In reality, you do not need a job you love or a job that is meaningful, whatever that means. You need a job that you can tolerate and that provides sufficient compensation for your needs. You should find fulfillment in your work from time to time, but you should also expect to find a whole lot of drudgery. You can do what you love to do when you're on your own time.

It may actually be helpful to warn kids about finding work doing something that they love to do. They may discover that turning a beloved activity into a job kills enjoyment and turns the undertaking into drudgery. Or they may find themselves becoming so engrossed in their job that they neglect more important aspects of life.
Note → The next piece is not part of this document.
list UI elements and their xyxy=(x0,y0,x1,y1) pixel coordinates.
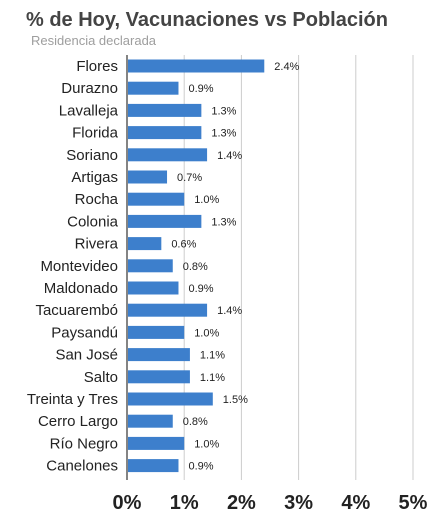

Rather than teaching kids to look for some kind of ideal employment, teach them to find fulfillment in being a productive member of society and in building life enriching relationships. If they happen to find a job doing something they love to do along the way, they will be among the lucky few that win life's lottery. But they should know that they don't need a job like that to be happy and to have a satisfying career.

1 comment:

Anonymous said...

Excellent. It's theoretically possible for any one of us to find a job he loves, but it's mathematically impossible for most people to fall into that category.

Recently I saw a commercial. I forget what the product was, but it was all about doing what you love. But "what you love" was represented as either the arts or sports. As if the world would be a better place if only everyone would make his living either drawing or singing and dancing for a living, or else playing games.

Where do they think the thousands of people paying $100+ for tickets to watch people play games or sing and dance, are going to get the money? Is every one of them also an athlete or a singer/dancer? We can't all make a living performing artistically for each other. Someone's got to do some actual work.